Question about improving wireless signal

shorr8

Reputable
Apr 9, 2014
23
0
4,510
Hey guys, I'm a bit clueless when it comes to networking and wireless connections. I've always had issues with my wireless connection on my laptop, so I've always used my phones hotspot instead. I figured it's about time I find a solution so I can have improved connection from here on out.

The modem/router are in our front office in the left corner of the house on the downstairs floor, whereas my room is in the upstrairs in the right corner above the garage. (It's the only upstairs room).

Other electronics work up there better than my laptop, but they too seem to often teeter on the connection. My Apple TV works fine for the most part, as does my iPad though it does more moments of a slowed connection than the Apple TV.

But the laptop gets the bulk of the problem, it can find the network and connect to it, but surfing often (very often) slows to a crawl, and playing online games is an enormous hassle. It very rarely connects to an online game server.

Today I brought the laptop into the same room as the router/modem and used it there. It connected to game servers flawlessly and my ping was vastly better than upstairs. I did an Ethernet connection and it was even quicker.

So I'm looking for an effective way to have the network hub not be in that front office, but instead in the upstairs room. I can't move it because of how it's wired through the walls specifically for that room. But I was hoping that there is a way to get a second router working in the upstairs room so that there could be a hub in both rooms, possibly allowing for an Ethernet connection since I don't move my laptop around much so a stable and quicker connection would be cool.

Sorry if a little wordy, I wanted to try and explain it as well as I could. Any help is greatly appreciated!
 
Solution
Yes, you can put a second router upstairs, best to reconfigure it as an access point (2 routers = 2 separate networks, 1 router + 1 access point = 1 big network).

Do you have an Ethernet cord connecting the routers?
If not you could get a powerline network adapter (500+ mbps ones) and use that if you just cant connect the two via Ethernet.
Yes, you can put a second router upstairs, best to reconfigure it as an access point (2 routers = 2 separate networks, 1 router + 1 access point = 1 big network).

Do you have an Ethernet cord connecting the routers?
If not you could get a powerline network adapter (500+ mbps ones) and use that if you just cant connect the two via Ethernet.
 
Solution


Currently the only thing set up for our network is an Arris DG860 downstairs (we had two separate boxes but comporium came out and replaced those for this single box). I would have to pick up a second router to put upstairs, I wouldn't be able to connect them with Ethernet because it would be too far of a distance to configure it that way I think.

What is a powerline network adapter and how much would that run me? Also, how do I go about configuring the second router as an access point once I get one?

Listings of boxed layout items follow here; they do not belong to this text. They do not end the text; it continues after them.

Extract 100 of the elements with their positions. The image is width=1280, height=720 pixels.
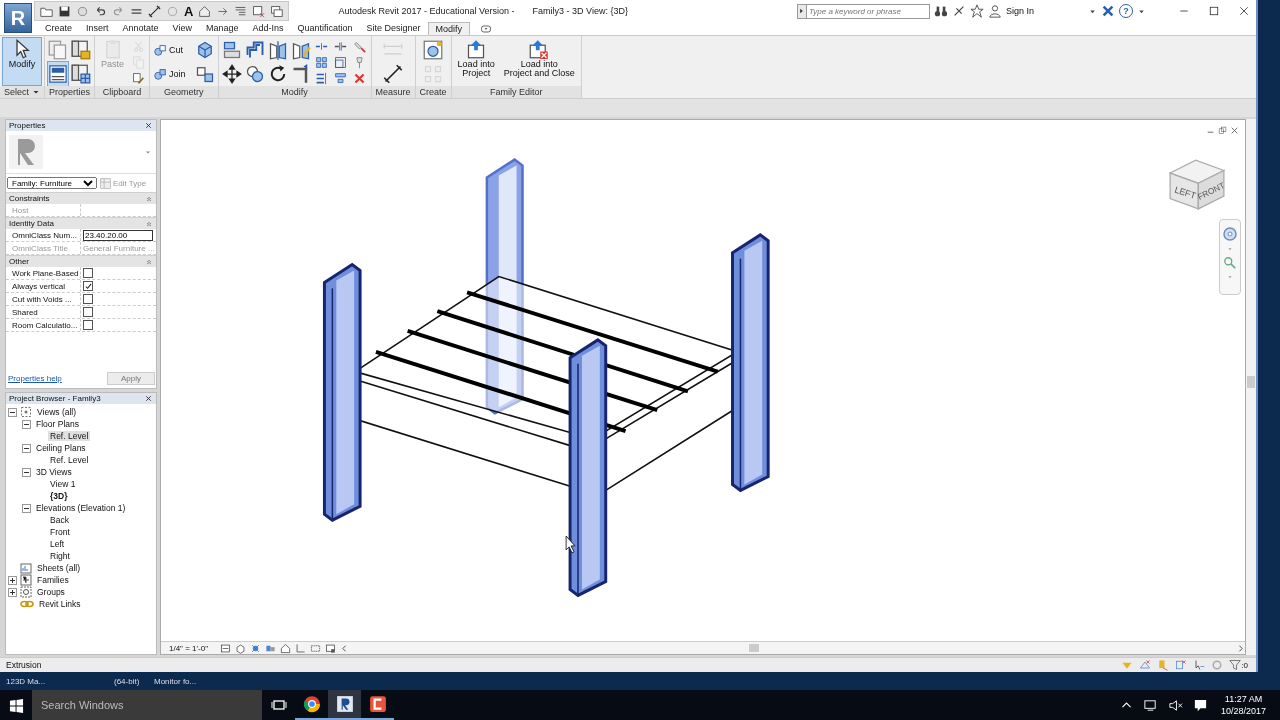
tree-item[interactable]: {3D}	[48, 491, 70, 501]
search-field[interactable]: Search Windows	[32, 690, 262, 720]
face-select-icon	[1175, 659, 1188, 671]
ribbon-tab[interactable]: Quantification	[290, 22, 360, 35]
ribbon-button[interactable]: Modify	[3, 38, 41, 85]
view-scale[interactable]: 1/4" = 1'-0"	[169, 643, 208, 653]
desktop-icon-label[interactable]: (64-bit)	[114, 676, 154, 686]
scrollbar-thumb[interactable]	[1247, 376, 1255, 389]
properties-help-link[interactable]: Properties help	[8, 374, 62, 383]
tree-item[interactable]: Groups	[35, 587, 67, 597]
window-list-button[interactable]	[48, 62, 69, 86]
tree-item[interactable]: Ref. Level	[48, 455, 91, 465]
array-grid-icon	[315, 55, 329, 69]
ribbon-button[interactable]: Cut	[153, 38, 192, 62]
ribbon-tab[interactable]: Site Designer	[359, 22, 428, 35]
tree-item[interactable]: 3D Views	[34, 467, 74, 477]
load-close-icon	[529, 39, 550, 59]
expand-arrow-icon	[797, 6, 805, 16]
tree-item[interactable]: Floor Plans	[34, 419, 81, 429]
scale-box-icon	[334, 55, 348, 69]
property-label: Room Calculatio...	[11, 320, 79, 330]
ribbon-button[interactable]: Join	[153, 62, 192, 86]
checkbox[interactable]	[83, 268, 93, 278]
taskbar-app[interactable]	[328, 690, 361, 720]
tree-item[interactable]: View 1	[48, 479, 78, 489]
align-bars-icon	[334, 71, 348, 85]
panel-label: Modify	[281, 87, 308, 97]
text-tool-button[interactable]: A	[184, 3, 194, 19]
underlay-select-icon	[1139, 659, 1152, 671]
ribbon-button[interactable]: Load into Project	[454, 38, 498, 85]
group-header: Identity Data	[9, 219, 54, 228]
type-selector[interactable]: Family: Furniture	[7, 177, 97, 189]
ribbon-tab[interactable]: Create	[38, 22, 79, 35]
panel-label: Family Editor	[489, 87, 543, 97]
ribbon-tab[interactable]: Insert	[79, 22, 116, 35]
tree-item[interactable]: Views (all)	[35, 407, 79, 417]
collapse-icon[interactable]	[22, 419, 31, 429]
desktop-icon-label[interactable]: 123D Ma...	[6, 676, 114, 686]
tree-item[interactable]: Back	[48, 515, 71, 525]
tree-item[interactable]: Ref. Level	[48, 431, 91, 441]
scale-box-button[interactable]	[332, 54, 349, 70]
application-menu-button[interactable]: R	[4, 3, 32, 33]
edit-type-icon	[100, 177, 111, 189]
ribbon-tab[interactable]: Manage	[198, 22, 246, 35]
ribbon-tab[interactable]: View	[165, 22, 199, 35]
tree-item[interactable]: Front	[48, 527, 72, 537]
collapse-icon[interactable]	[22, 467, 31, 477]
binoculars-icon	[933, 4, 948, 18]
desktop-icon-label[interactable]: Monitor fo...	[154, 676, 197, 686]
window-grid-button[interactable]	[71, 62, 92, 86]
search-field[interactable]: Type a keyword or phrase	[805, 4, 929, 18]
collapse-icon[interactable]	[8, 407, 17, 417]
drag-select-icon	[1193, 659, 1206, 671]
tree-item[interactable]: Sheets (all)	[35, 563, 82, 573]
sign-in-link[interactable]: Sign In	[1005, 6, 1034, 16]
panel-label: Clipboard	[102, 87, 142, 97]
tree-item[interactable]: Left	[48, 539, 67, 549]
task-view-icon	[270, 697, 287, 713]
move-arrows-button[interactable]	[221, 62, 242, 86]
panel-label: Measure	[375, 87, 411, 97]
expand-icon[interactable]	[8, 587, 17, 597]
caret-icon	[1227, 274, 1233, 280]
ribbon-tab[interactable]: Annotate	[115, 22, 166, 35]
close-icon	[1238, 5, 1250, 17]
tree-item[interactable]: Revit Links	[37, 599, 83, 609]
checkbox[interactable]	[83, 294, 93, 304]
paint-brush-button[interactable]	[130, 70, 147, 86]
property-label: Always vertical	[11, 281, 66, 291]
tree-item[interactable]: Families	[35, 575, 71, 585]
app-tile-icon	[368, 695, 387, 713]
mirror-axis-button[interactable]	[267, 38, 288, 62]
window-title: Autodesk Revit 2017 - Educational Version -	[338, 6, 515, 16]
tree-item[interactable]: Right	[48, 551, 72, 561]
ribbon-button[interactable]: Load into Project and Close	[500, 38, 578, 85]
window-folder-button[interactable]	[71, 38, 92, 62]
collapse-icon[interactable]	[22, 443, 31, 453]
crop-icon	[295, 642, 306, 654]
speaker-muted-icon	[1167, 697, 1183, 713]
tree-item[interactable]: Elevations (Elevation 1)	[34, 503, 128, 513]
align-bars-button[interactable]	[332, 70, 349, 86]
expand-icon[interactable]	[8, 575, 17, 585]
collapse-icon[interactable]	[22, 503, 31, 513]
filter-icon	[1229, 659, 1242, 671]
scroll-right-icon	[1236, 643, 1245, 653]
checkbox[interactable]	[83, 320, 93, 330]
caret-icon[interactable]	[32, 88, 40, 96]
dimension-icon	[148, 4, 161, 18]
collapse-chevron-icon	[145, 219, 153, 228]
group-header: Constraints	[9, 194, 50, 203]
ribbon-tab[interactable]: Add-Ins	[245, 22, 291, 35]
delete-icon	[353, 71, 367, 85]
scrollbar-thumb[interactable]	[748, 644, 759, 652]
move-arrows-icon	[221, 64, 242, 84]
checkbox[interactable]	[83, 281, 93, 291]
checkbox[interactable]	[83, 307, 93, 317]
ribbon-tab[interactable]: Modify	[427, 22, 471, 35]
tree-item[interactable]: Ceiling Plans	[34, 443, 88, 453]
property-field[interactable]: 23.40.20.00	[83, 229, 153, 241]
array-grid-button[interactable]	[313, 54, 330, 70]
panel-toggle-button[interactable]	[480, 22, 493, 35]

Thank you for your response!
 
You can get a second router working as a mesh network if you have the right routers and that does not require a wired connection between the two. There is always a fair bit of configuration though whenever there are two wireless routers.
If you can get a wired connection up there direct from the router, that would be a lot easier and more reliable.
Powerline adapters are the next best thing. The should work well providing the power point in both rooms is on the same circuit.
 


Maximum distance for 1Gbps ethernet over cat 5e or cat 6 cable is 100m.